In the past few weeks, I'd read via Twitter an awesome rationalization for immutability, which invokes a now-deeply-held bugaboo [Source]:

GOTO was evil because we asked, "how did I get to this point of execution?" Mutability leaves us with, "how did I get to this state?"

I've been [lazily] evangelizing here, to work colleagues, around the block, ad nauseum, about the benefits of modern functional languages, not least of which being a ground-up approach to embracing immutability (by default, if not by decree). This recently bit me in the ass with some code I'd naïvely written a few years ago.

Not uncommonly, we have certain classes of data--metadata, in this case--that are extremely read-heavy, and only updated on occasion; maybe months, potentially years. In this particular case, it's metadata about financial instruments; alternate identifiers, full names, which exchange it's listed on, that sort of thing. As one might expect, this is retrieved by almost every user-facing request in some capacity; if it doesn't scale, nothing scales. The retrieval system itself is something of hybrid Strategy pattern, where each concrete strategy looks roughly like:

string GetCacheKey(Tkey key)
Tval Get(string key)
void SetOther(Tkey key, Tval value)

The basic premise here is that each request walks a list of implementations, ordered by cost-of-access from least to greatest, and that any given strategy/implementation, if successful, has the ability to promote its result to a faster cache layer, typically with a shorter TTL. The first two implementations of this are basically reading directly from memory: the first is in-process, the second is out-of-process (e.g. external cache server[s]). A network hop, especially in EC2, is not free, and again, this data doesn't change much. If we have to go out to the cache server, let's at least promote it to in-process cache, so that we have faster access next time.

Fine, great.
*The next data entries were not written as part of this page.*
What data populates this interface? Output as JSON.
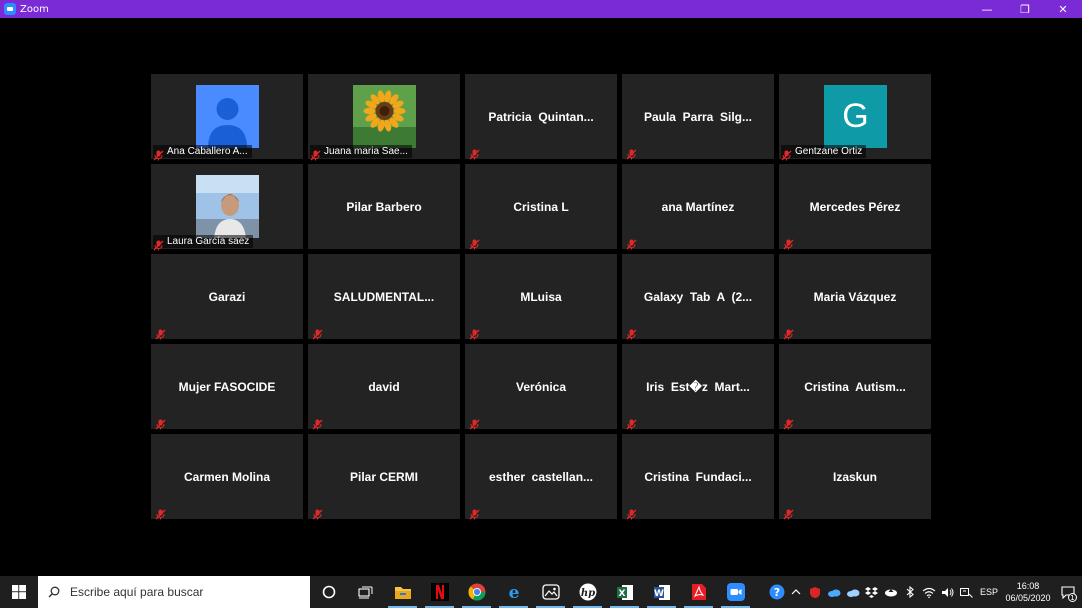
{
  "window": {
    "title": "Zoom",
    "controls": {
      "minimize": "—",
      "restore": "❐",
      "close": "✕"
    }
  },
  "participants": [
    {
      "name": "Ana Caballero A...",
      "video": "avatar-person",
      "muted": true
    },
    {
      "name": "Juana maria Sae...",
      "video": "sunflower-photo",
      "muted": true
    },
    {
      "name": "Patricia  Quintan...",
      "video": "none",
      "muted": true
    },
    {
      "name": "Paula  Parra  Silg...",
      "video": "none",
      "muted": true
    },
    {
      "name": "Gentzane Ortiz",
      "video": "letter-avatar",
      "letter": "G",
      "muted": true
    },
    {
      "name": "Laura García saez",
      "video": "camera-feed",
      "muted": true
    },
    {
      "name": "Pilar Barbero",
      "video": "none",
      "muted": false
    },
    {
      "name": "Cristina L",
      "video": "none",
      "muted": true
    },
    {
      "name": "ana Martínez",
      "video": "none",
      "muted": true
    },
    {
      "name": "Mercedes Pérez",
      "video": "none",
      "muted": true
    },
    {
      "name": "Garazi",
      "video": "none",
      "muted": true
    },
    {
      "name": "SALUDMENTAL...",
      "video": "none",
      "muted": true
    },
    {
      "name": "MLuisa",
      "video": "none",
      "muted": true
    },
    {
      "name": "Galaxy  Tab  A  (2...",
      "video": "none",
      "muted": true
    },
    {
      "name": "Maria Vázquez",
      "video": "none",
      "muted": true
    },
    {
      "name": "Mujer FASOCIDE",
      "video": "none",
      "muted": true
    },
    {
      "name": "david",
      "video": "none",
      "muted": true
    },
    {
      "name": "Verónica",
      "video": "none",
      "muted": true
    },
    {
      "name": "Iris  Est�z  Mart...",
      "video": "none",
      "muted": true
    },
    {
      "name": "Cristina  Autism...",
      "video": "none",
      "muted": true
    },
    {
      "name": "Carmen Molina",
      "video": "none",
      "muted": true
    },
    {
      "name": "Pilar CERMI",
      "video": "none",
      "muted": true
    },
    {
      "name": "esther  castellan...",
      "video": "none",
      "muted": true
    },
    {
      "name": "Cristina  Fundaci...",
      "video": "none",
      "muted": true
    },
    {
      "name": "Izaskun",
      "video": "none",
      "muted": true
    }
  ],
  "taskbar": {
    "search_placeholder": "Escribe aquí para buscar",
    "apps": [
      "cortana-icon",
      "task-view-icon",
      "file-explorer-icon",
      "netflix-icon",
      "chrome-icon",
      "edge-icon",
      "photos-icon",
      "hp-icon",
      "excel-icon",
      "word-icon",
      "acrobat-icon",
      "zoom-icon"
    ],
    "language": "ESP",
    "time": "16:08",
    "date": "06/05/2020",
    "notification_count": "1"
  },
  "colors": {
    "titlebar": "#7a2bd6",
    "tile": "#232323",
    "mute_red": "#e02828",
    "avatar_blue": "#4a8cff",
    "avatar_teal": "#0e9aa7",
    "taskbar": "#1f1f1f"
  }
}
Early in the project, I'd added copy-on-set logic to the in-process cache, so that if a request retrieved an object from slow storage and promoted, the caller can freely modify it for the lifetime of the request, while leaving a pristine copy in cache.

lulz

Like "knowing," that was half the battle, and that suited perfectly fine for a long time, because this metadata wasn't mutated by convention. Even the error case that eventually cropped up wasn't caught by any tests. At some point, some additional entitlement restrictions were added, requiring that if a user did not have particular licensing documentation in place, a few fields would need to be scrubbed before being returned.

So who peed in the object pool?

So yeah, that doesn't cut it. The thing is, while we had unit tests with pretty good coverage, no one, not test accounts, not gulp live users, caught it for a long time, because not many people had the proper licenses. When it was--painfully, and after over too long a period--discovered, it became clear that what was going down was that:

At some point, a user retrieves a value warm in cache
The user did not have the proper license, and the fields were scrubbed
All subsequent reads, until the key expired, had those fields scrubbed

So there's your culprit. The pool-pisser. And the immediate solution there was pretty simple: adding copy-on-read semantics to the in-process cache. I guess. Begrudgingly. The way forward? Oh, I don't pretend to know. But making things immmutable, at least by default, seems like a good start. Or copy-on-write, which would be transparent to the user, and carry the safety of immutability, but (on first blush) it seems like adding that kind of complexity to all your precious POJOs and POCOs and POROs would be overkill.

Seems.